Key Laboratory of Ministry of Education for Gastrointestinal Cancer, School of Basic Medical Sciences, Fujian Medical University, Fuzhou, Fujian 350004, China; Department of Biological Sciences, Xi'an Jiaotong-Liverpool Univerisity, Suzhou, Jiangsu 215123, China.
Department of Biological Sciences, Xi'an Jiaotong-Liverpool Univerisity, Suzhou, Jiangsu 215123, China; AI University Research Centre, Xi'an Jiaotong-Liverpool University, Suzhou, Jiangsu 215123, China; Department of Computer Science, University of Liverpool, L69 7ZB Liverpool, United Kingdom.
Methods. 2022 Jul;203:62-69. doi: 10.1016/j.ymeth.2022.04.003. Epub 2022 Apr 13.

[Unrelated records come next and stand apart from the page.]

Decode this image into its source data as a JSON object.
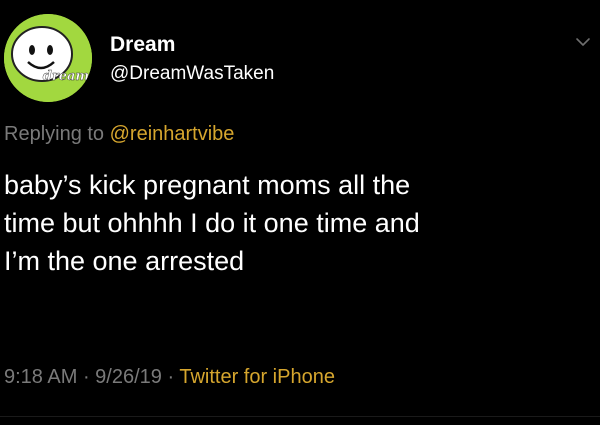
{
  "user": {
    "display_name": "Dream",
    "handle": "@DreamWasTaken",
    "avatar_label": "dream",
    "avatar_color": "#a2d83f"
  },
  "reply": {
    "prefix": "Replying to ",
    "mention": "@reinhartvibe"
  },
  "tweet": {
    "text": "baby’s kick pregnant moms all the\ntime but ohhhh I do it one time and\nI’m the one arrested"
  },
  "meta": {
    "time": "9:18 AM",
    "separator": " · ",
    "date": "9/26/19",
    "separator2": " · ",
    "source": "Twitter for iPhone"
  },
  "colors": {
    "background": "#000000",
    "text": "#ffffff",
    "secondary": "#7a7a7a",
    "accent": "#d6a62e"
  },
  "icons": {
    "menu": "chevron-down-icon"
  }
}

Traditional epitranscriptome profiling approach relies on specific antibodies or chemical treatments to capture modified RNA molecules and then applies high throughput sequencing to identify their transcriptomic locations. However, due to the lack of suitable or high-quality antibodies, only a small proportion of the 170 documented RNA modifications were profiled with those approaches. Direct sequencing of native RNA molecules using Oxford Nanopore Technologies (ONT) enabled straight inspection of RNA modifications and offered a promising alternative solution. N6-methyladenosine (mA) is known to cause characteristic changes and increased base call errors of ONT signals compared with non-modified adenosines, based on which, the mA sites can be identified directly from ONT signals. Meanwhile, a number of studies have shown that it is possible to predict mA sites from RNA primary sequences. Using the mA sites revealed by Illumina technology as benchmark, we showed that, the accuracy of ONT-based mA site prediction can be further increased by integrating additional information from the primary sequences of RNA (AUROC of 0.918), compared with using ONT signals only (AUROC 0.878 using Base call error features, and 0.804 using Tombo features), providing a new perspective for more reliable mining of the relatively noisy ONT signals.
传统的转录后组学分析方法依赖于特定的抗体或化学处理来捕获修饰的 RNA 分子,然后应用高通量测序来鉴定它们的转录组位置。然而,由于缺乏合适或高质量的抗体,只有一小部分已记录的 170 种 RNA 修饰可以通过这些方法进行分析。使用牛津纳米孔技术(ONT)直接对天然 RNA 分子进行测序,可以直接检查 RNA 修饰,并提供了一种有前途的替代解决方案。与非修饰的腺嘌呤相比,N6-甲基腺苷(mA)已知会导致 ONT 信号的特征变化和碱基呼叫错误增加,基于此,可以直接从 ONT 信号中识别 mA 位点。同时,许多研究表明,从 RNA 一级序列预测 mA 位点是可能的。使用 Illumina 技术揭示的 mA 位点作为基准,我们表明,通过整合 RNA 一级序列的附加信息(RNA 一级序列的 AUROC 为 0.918),可以进一步提高基于 ONT 的 mA 位点预测的准确性,与仅使用 ONT 信号相比(使用碱基呼叫错误特征的 AUROC 为 0.878,使用 Tombo 特征的 AUROC 为 0.804),为更可靠地挖掘相对嘈杂的 ONT 信号提供了新的视角。